Democracy Realized: The Progressive Alternative
- Author: Roberto Mangabeira Unger
- Language: English
- Genre: Political theory
- Published: 1998 (Verso)
- Publication place: United States
- Pages: 309
- ISBN: 978-1-85984-983-5
- LC Class: JC423.U49 1998
- Preceded by: What Should Legal Analysis Become?
- Followed by: The Future of American Progressivism: An Initiative for Political and Economic Reform

= Democracy Realized =

1998 book by Roberto Mangabeira Unger

Democracy Realized: The Progressive Alternative is a 1998 book by philosopher and politician Roberto Mangabeira Unger. In the book, Unger sets forth a program of "democratic experimentalism" that challenges and defies the neoliberal consensus that there are few alternatives for the progressive reform of democratic and market structures.

==Overview==

In Democracy Realized, Unger describes the change in the locus of worldwide ideological conflict since the collapse of communism from the old conflict between statism and privatism, to the new ideological conflict about alternative forms of economic, social, and political organization. Unger notes the persistent difficulty in formulating credible alternatives to the neoliberal program in this setting. In the book, he presents a program for overcoming these difficulties through a practice he describes as “democratic experimentalism.”

At the heart of Unger's productivist program is his explanation of the difference, in business firms, between vanguard production and rearguard production. He contends that the practices of vanguardist production, which include continuous education, a softened contrast between task-defining and task-executing activities, a culture of cooperation between vanguardist firms, and a practice of permanent experiment, already exist in relatively isolated segments of the economy that have greater links to each other, across national borders, than they do to the rearguard economies of their own countries. The vanguardist practices modeled by these firms and industries, Unger argues, are key to productive progress in the contemporary world, and should be extended beyond the productive vanguard to all areas of society, with the assistance of a government reconfigured along democratic experimentalist lines. Unger sets forth the changes he envisions in government, including mechanisms to break impasse between components of government, provisions to heighten political mobilization, expanded and democratized access to capital, a higher social savings rate, significant resources devoted to social endowment, and a central role to an emancipatory school that would train children, as little prophets, to become an informed, creative, and mobilized citizenry of the empowered democracy that Unger envisions.

Unger concludes the book with a manifesto consisting of thirteen theses that sum up the principles of democratic experimentalism.

==Reception==

Anthony Barnett, reviewing Democracy Realized in the Times Literary Supplement, praised the book highly:

A short, exceptionally sustained argument .... Here [Unger] is in top form, as he advocates the need for democracy. He is neither earnest nor predictable. ... Unger's arguments really are different from both sides of the familiar Lefts and Rights. His is an anti-Marxist, anti-Keynesian critique of neoliberalism ... In the course of it, he combines high theory with striking comparisons of Indian, American and Brazilian democracy.

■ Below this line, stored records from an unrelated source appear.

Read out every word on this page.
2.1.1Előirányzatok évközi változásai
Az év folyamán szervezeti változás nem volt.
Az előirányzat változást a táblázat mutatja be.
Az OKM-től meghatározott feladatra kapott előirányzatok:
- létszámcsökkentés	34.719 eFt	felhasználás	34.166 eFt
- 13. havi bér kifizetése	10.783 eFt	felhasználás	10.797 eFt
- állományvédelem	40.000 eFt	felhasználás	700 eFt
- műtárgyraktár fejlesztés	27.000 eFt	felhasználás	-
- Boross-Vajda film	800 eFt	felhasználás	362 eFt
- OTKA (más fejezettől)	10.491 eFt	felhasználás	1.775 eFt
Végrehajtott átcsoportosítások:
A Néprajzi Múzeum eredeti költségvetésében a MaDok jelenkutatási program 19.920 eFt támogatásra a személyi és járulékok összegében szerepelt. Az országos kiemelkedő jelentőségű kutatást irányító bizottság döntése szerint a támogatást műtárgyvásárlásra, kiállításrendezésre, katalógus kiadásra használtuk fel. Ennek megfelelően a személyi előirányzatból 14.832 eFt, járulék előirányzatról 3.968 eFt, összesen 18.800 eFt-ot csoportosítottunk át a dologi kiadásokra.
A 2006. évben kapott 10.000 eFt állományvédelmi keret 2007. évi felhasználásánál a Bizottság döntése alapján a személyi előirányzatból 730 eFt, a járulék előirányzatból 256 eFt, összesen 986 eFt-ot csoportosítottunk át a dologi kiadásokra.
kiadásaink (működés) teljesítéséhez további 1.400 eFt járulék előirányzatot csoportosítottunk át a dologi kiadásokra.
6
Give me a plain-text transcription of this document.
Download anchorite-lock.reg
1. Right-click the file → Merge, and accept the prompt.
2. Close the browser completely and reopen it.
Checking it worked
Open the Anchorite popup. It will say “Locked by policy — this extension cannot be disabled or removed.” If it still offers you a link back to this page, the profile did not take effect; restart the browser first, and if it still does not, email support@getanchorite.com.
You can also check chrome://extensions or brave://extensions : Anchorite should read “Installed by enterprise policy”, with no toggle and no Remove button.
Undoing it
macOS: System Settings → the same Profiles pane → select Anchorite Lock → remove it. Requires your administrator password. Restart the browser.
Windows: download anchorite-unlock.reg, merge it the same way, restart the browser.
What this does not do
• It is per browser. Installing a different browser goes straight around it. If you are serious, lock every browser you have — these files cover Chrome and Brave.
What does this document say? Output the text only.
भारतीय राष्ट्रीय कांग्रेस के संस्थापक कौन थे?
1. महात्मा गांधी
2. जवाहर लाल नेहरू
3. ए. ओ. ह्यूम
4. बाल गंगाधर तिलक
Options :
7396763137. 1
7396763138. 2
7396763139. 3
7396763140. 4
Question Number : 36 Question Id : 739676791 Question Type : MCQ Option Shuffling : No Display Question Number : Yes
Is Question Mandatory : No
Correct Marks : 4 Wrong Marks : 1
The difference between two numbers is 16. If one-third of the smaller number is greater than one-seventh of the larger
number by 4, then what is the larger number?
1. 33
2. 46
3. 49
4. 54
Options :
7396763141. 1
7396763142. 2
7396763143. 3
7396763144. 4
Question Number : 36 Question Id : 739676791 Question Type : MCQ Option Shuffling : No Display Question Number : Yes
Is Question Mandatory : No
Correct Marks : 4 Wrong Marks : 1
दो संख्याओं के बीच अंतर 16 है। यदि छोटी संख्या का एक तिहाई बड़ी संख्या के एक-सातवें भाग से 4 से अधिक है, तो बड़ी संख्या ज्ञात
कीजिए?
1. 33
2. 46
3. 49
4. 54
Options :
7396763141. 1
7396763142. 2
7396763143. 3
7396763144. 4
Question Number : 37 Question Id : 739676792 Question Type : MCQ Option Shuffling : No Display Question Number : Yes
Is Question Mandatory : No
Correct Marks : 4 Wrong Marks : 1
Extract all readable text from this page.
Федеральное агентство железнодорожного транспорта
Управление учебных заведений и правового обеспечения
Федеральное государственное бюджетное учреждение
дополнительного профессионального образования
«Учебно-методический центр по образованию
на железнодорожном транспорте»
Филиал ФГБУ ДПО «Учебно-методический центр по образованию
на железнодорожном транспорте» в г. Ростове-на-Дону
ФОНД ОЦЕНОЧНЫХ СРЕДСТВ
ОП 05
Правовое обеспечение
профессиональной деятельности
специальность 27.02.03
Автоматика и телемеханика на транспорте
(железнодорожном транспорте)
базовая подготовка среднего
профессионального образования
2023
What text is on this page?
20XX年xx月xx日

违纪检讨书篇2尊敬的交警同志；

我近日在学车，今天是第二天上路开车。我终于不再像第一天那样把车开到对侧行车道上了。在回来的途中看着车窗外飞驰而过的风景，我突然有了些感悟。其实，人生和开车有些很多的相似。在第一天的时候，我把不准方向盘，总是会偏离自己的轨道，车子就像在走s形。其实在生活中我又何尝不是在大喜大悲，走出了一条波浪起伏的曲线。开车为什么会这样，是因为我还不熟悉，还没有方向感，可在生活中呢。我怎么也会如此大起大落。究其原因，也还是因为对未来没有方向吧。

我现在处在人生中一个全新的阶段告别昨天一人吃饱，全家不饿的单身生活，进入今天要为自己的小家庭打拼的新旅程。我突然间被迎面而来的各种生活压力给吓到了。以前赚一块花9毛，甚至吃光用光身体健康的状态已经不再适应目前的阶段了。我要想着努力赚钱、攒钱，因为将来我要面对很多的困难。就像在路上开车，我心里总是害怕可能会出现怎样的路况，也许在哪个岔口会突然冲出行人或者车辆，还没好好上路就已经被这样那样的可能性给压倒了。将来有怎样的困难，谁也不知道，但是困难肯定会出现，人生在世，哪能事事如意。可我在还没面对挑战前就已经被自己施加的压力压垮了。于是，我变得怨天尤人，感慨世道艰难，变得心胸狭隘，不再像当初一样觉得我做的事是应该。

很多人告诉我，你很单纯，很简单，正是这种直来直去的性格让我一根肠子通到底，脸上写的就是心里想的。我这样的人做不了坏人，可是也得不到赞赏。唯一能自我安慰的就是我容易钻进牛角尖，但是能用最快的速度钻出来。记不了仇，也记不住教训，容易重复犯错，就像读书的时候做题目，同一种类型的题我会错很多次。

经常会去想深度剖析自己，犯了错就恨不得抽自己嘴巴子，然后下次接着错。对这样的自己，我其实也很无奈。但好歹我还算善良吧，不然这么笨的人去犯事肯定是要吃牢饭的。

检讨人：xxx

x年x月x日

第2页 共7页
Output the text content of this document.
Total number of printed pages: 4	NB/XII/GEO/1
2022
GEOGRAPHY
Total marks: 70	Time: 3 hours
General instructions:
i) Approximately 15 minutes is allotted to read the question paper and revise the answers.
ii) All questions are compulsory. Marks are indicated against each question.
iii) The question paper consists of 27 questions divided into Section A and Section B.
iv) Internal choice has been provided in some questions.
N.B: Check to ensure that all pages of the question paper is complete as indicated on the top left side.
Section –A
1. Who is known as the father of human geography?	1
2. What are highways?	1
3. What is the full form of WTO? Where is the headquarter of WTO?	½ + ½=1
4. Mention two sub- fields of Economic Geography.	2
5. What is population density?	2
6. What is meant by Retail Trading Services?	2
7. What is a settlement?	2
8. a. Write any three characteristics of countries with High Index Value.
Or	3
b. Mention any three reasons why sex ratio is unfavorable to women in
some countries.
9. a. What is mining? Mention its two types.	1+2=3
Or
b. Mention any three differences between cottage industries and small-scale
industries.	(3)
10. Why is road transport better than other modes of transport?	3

Ruth Levitas, writing in the journal Critical Horizons, considered Democracy Realized alongside Richard Rorty's book Achieving Our Country. Levitas described Democracy Realized as a summary statement of Unger's hopes for a gradual move from the global status quo to a world that is more democratic and more economically just, through a process he describes as democratic experimentalism. Here Unger's arguments are pitched in terms of the institutional structures of society, and a process of change of those economic, social and political structures and processes through step-by-step improvisation and collective learning."
Levitas concluded her review of Unger's work by stating that Unger's argument is marked by a "cautious but deeply optimistic openness." Levitas suggests that although Unger "reject[s] the terminology of utopia," he "may actually be utopian in the best sense of the word."

Michael Rustin, writing in the New Left Review, noted that Unger's work first came to prominence before the collapse of Communist regimes around the world, and remarked that Democracy Realized shows "how Unger's thought weathered the upheavals of the past decades..." Unger, Rustin concludes, is "defiantly committed to finding a radical alternative in the spirit of a new left .... As a global democratic movement against neoliberalism seems to be growing ... his moment as an inspirational social theorist may be about to arrive."

Fred Block reviewed Democracy Realized for Contemporary Sociology. Block described Democracy Realized as "Unger's effort to make his political vision accessible to readers who lack his erudition and theoretical sophistication." Block praised Democracy Realized, writing,
For those who find current discussions of the "Third Way" lacking in both political and intellectual nourishment, Unger's book provides a veritable feast of ideas. His critiques of both social democracy and existing institutional arrangements are often eloquent and original, and the political program strikes the correct balance between radical aspirations and the imperatives of actual politics.